Dairy industry in Maryland is drying up

Farms: The declining wholesale price of milk and the rising price of land are factors in the disappearance of a way of life.

September 16, 2005|By Ted Shelsby | Ted Shelsby,SUN STAFF

POCOMOKE CITY - Dan Holland is a rarity in this part of Maryland: He milks cows for a living.

The 37-year-old farmer is the last dairyman in Worcester County.

For that matter, he notes ruefully, "There is only one dairy farmer in Somerset and Wicomico."

"Traveling south ... I have to go about 100 miles, nearly to Norfolk, Virginia, before I come to the next dairy herd," the tall, slender farmer said as he leaned against a crate of red peppers, painted in the black-and-white pattern of Holstein cows at his farm store on U.S. 50 just east of Berlin.

Milking cows was Maryland's top agriculture industry in the 1930s, long before the lower Eastern Shore transformed into one of the nation's top poultry producing regions.

Dairy farmers are now a vanishing breed across the state. The Maryland Department of Health and Mental Hygiene, which licenses dairy farms in the state, lists just one in Prince George's County. Three counties - Anne Arundel, Calvert and Dorchester - have none.

Maryland has been losing dairy farms at about twice the rate of the nation as a whole, according to the U.S. Department of Agriculture.

Maryland had about 4,000 dairy farms in 1970. That number dropped to 3,000 by 1980; to 2,000 by 1990; and had dwindled to 1,000 by the turn of the century, said Dale Johnson, University of Maryland regional cooperative extension agent and farm management specialist.

Today there are 643.

"If this trend continues, we will have zero dairy farms in 2010," Johnson said.

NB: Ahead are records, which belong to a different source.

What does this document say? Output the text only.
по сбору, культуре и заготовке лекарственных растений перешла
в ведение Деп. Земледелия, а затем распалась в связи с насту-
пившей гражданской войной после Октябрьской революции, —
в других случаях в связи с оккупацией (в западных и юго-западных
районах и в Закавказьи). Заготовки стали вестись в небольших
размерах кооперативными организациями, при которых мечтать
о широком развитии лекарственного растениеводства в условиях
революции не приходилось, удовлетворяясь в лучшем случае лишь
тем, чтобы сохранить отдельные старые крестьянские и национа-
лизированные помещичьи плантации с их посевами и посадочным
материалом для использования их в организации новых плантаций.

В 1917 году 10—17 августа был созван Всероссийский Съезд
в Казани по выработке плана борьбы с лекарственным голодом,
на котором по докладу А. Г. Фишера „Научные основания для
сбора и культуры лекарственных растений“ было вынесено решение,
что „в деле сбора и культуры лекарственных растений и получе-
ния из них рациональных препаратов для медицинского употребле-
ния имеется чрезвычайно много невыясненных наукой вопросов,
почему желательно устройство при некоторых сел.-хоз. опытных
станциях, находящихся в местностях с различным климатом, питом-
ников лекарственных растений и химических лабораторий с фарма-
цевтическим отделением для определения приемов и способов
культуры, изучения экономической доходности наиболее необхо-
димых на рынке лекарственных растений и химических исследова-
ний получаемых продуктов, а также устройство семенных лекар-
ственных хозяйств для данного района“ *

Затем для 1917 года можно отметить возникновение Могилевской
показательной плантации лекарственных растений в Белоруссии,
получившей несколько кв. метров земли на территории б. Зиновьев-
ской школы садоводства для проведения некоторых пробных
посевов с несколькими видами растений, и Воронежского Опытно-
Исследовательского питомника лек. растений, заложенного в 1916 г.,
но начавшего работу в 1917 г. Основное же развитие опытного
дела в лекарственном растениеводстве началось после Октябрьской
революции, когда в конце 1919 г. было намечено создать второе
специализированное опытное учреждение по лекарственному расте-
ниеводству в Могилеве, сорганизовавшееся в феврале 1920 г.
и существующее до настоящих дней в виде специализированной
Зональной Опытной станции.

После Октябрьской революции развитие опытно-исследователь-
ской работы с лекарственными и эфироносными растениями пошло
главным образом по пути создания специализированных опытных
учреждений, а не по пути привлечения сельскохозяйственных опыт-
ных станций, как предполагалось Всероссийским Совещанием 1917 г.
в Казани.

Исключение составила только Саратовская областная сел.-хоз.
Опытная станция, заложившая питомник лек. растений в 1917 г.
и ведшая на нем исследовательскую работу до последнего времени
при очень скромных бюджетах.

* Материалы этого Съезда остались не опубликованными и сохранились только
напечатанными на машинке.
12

Johnson blames several factors for the decline. "Number 1, the biggest reason, is the suburbanization of rural Maryland and the high value of farmland," he said.

Alone in Allegany

Ron Shipley needs no convincing of the forecast: He is the last dairy farmer in Allegany County.

"I can remember when there was a good dozen, or more, dairy farms in this area," said Shipley as he brushed away cobwebs clinging to his gray baseball cap. "I'm the only one left."

Shipley, a stocky 62-year-old Allegany native, had just emerged from a concrete silo about three stories high where he had been installing a feed unloader.

With the help of his wife, Sylvia, and daughter, Lee, Shipley milks 83 Holsteins twice a day, every day. The paved driveway to their modest rancher is decorated with a half-dozen cow skulls. A wooden sign on the side of their home reads: "We came here with nothing and we still have most of that left."

Agriculture officials point to several reasons for the decline, including the sagging price that farmers receive for milk, the hard work required to run a dairy farm, the reluctance of the next generation to take over the family farm, and the pressures of residential development.

The decline feeds upon itself, said Maryland Agriculture Secretary Lewis R. Riley: "As the farm numbers go down, the infrastructure needed to support the farms begins to disappear. That makes it hard on farmers."

The infrastructure includes feed suppliers, equipment and parts stores, and veterinarians. As the infrastructure declines, more farms go out of business.

"It used to be that you could drive 20 minutes to town to get equipment or supplies," said Holland, who milks 100 cows on a 200-acre farm. "Instead of a 20-minute drive, it may be three hours, both ways, now."

Holland said the nearest dealers for some of the milking equipment he needs are in Quarryville, Pa. The farrier who comes three times a year to trim the cows' hooves is based in York.

"We also have to pay more for labor and service when somebody comes in to fix something, because they have to come from Pennsylvania or northern Maryland."

In an attempt to tap new streams of revenue, Dan Holland and his wife, Laura, followed the lead of some other Maryland dairy farms and moved into retailing last month. Their Chesapeake Bay Farms Gourmet Dairy store sells ice cream, cheeses and other dairy products made from the milk of their cows. The store also offers seafood products, including crabs, and a selection of farm-fresh produce.

"We expected to benefit from the tourist trade, but 98 percent of our business is from local folks," Laura Holland said.

John and Mary Finch, who moved from Baltimore to Berlin when he retired from Baltimore Gas and Electric Co., are regulars at the store. "It's ice cream to die for," said Mary Finch as she walked away with a cup of strawberry ice cream.

Shipley, the Allegany County dairyman whose farm is near the tiny community of Little Orleans, said equipment dealers used to exist in Flintstone and Cumberland. "Now there is almost nothing."

One reason: Maryland has the sixth-most-expensive farmland in the country, according to a report released last month by the U.S. Department of Agriculture.

Fueled by the red-hot market for development, the average price of Maryland farmland, including farm buildings, sold as farmland, is up 38.6 percent this year, to $7,900 an acre.